Today, together with the feast of Saint Joseph, we are celebrating the beginning of the ministry of the new Bishop of Rome, the Successor of Peter, which also involves a certain power. Certainly, Jesus Christ conferred power upon Peter, but what sort of power was it? Jesus’ three questions to Peter about love are followed by three commands: feed my lambs, feed my sheep. Let us never forget that authentic power is service, and that the Pope too, when exercising power, must enter ever more fully into that service which has its radiant culmination on the Cross. He must be inspired by the lowly, concrete and faithful service which marked Saint Joseph and, like him, he must open his arms to protect all of God’s people and embrace with tender affection the whole of humanity, especially the poorest, the weakest, the least important, those whom Matthew lists in the final judgment on love: the hungry, the thirsty, the stranger, the naked, the sick and those in prison (cf. Mt 25:31-46). Only those who serve with love are able to protect!

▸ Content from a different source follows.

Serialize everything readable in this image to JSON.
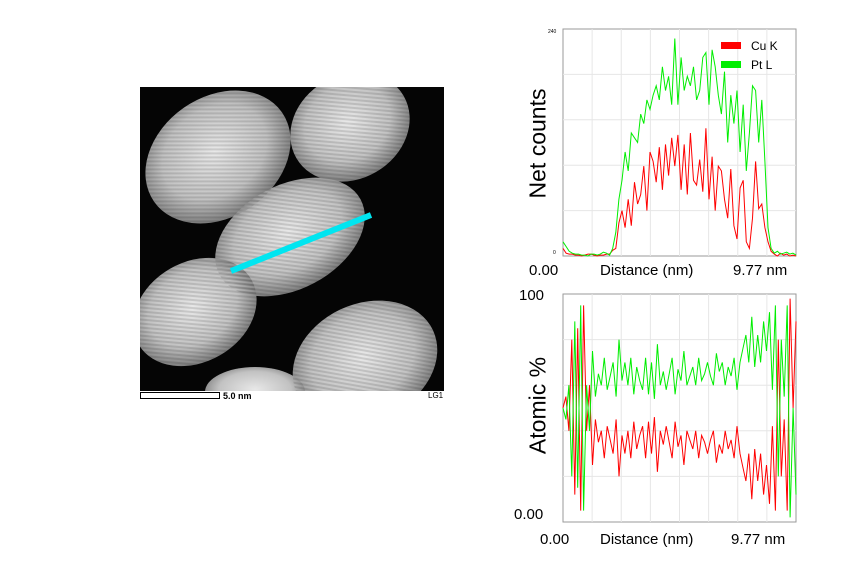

In the second reading, Saint Paul speaks of Abraham, who, “hoping against hope, believed” (Rom 4:18). Hoping against hope! Today too, amid so much darkness, we need to see the light of hope and to be men and women who bring hope to others. To protect creation, to protect every man and every woman, to look upon them with tenderness and love, is to open up a horizon of hope; it is to let a shaft of light break through the heavy clouds; it is to bring the warmth of hope! For believers, for us Christians, like Abraham, like Saint Joseph, the hope that we bring is set against the horizon of God, which has opened up before us in Christ. It is a hope built on the rock which is God.
To protect Jesus with Mary, to protect the whole of creation, to protect each person, especially the poorest, to protect ourselves: this is a service that the Bishop of Rome is called to carry out, yet one to which all of us are called, so that the star of hope will shine brightly. Let us protect with love all that God has given us!
I implore the intercession of the Virgin Mary, Saint Joseph, Saints Peter and Paul, and Saint Francis, that the Holy Spirit may accompany my ministry, and I ask all of you to pray for me! Amen.”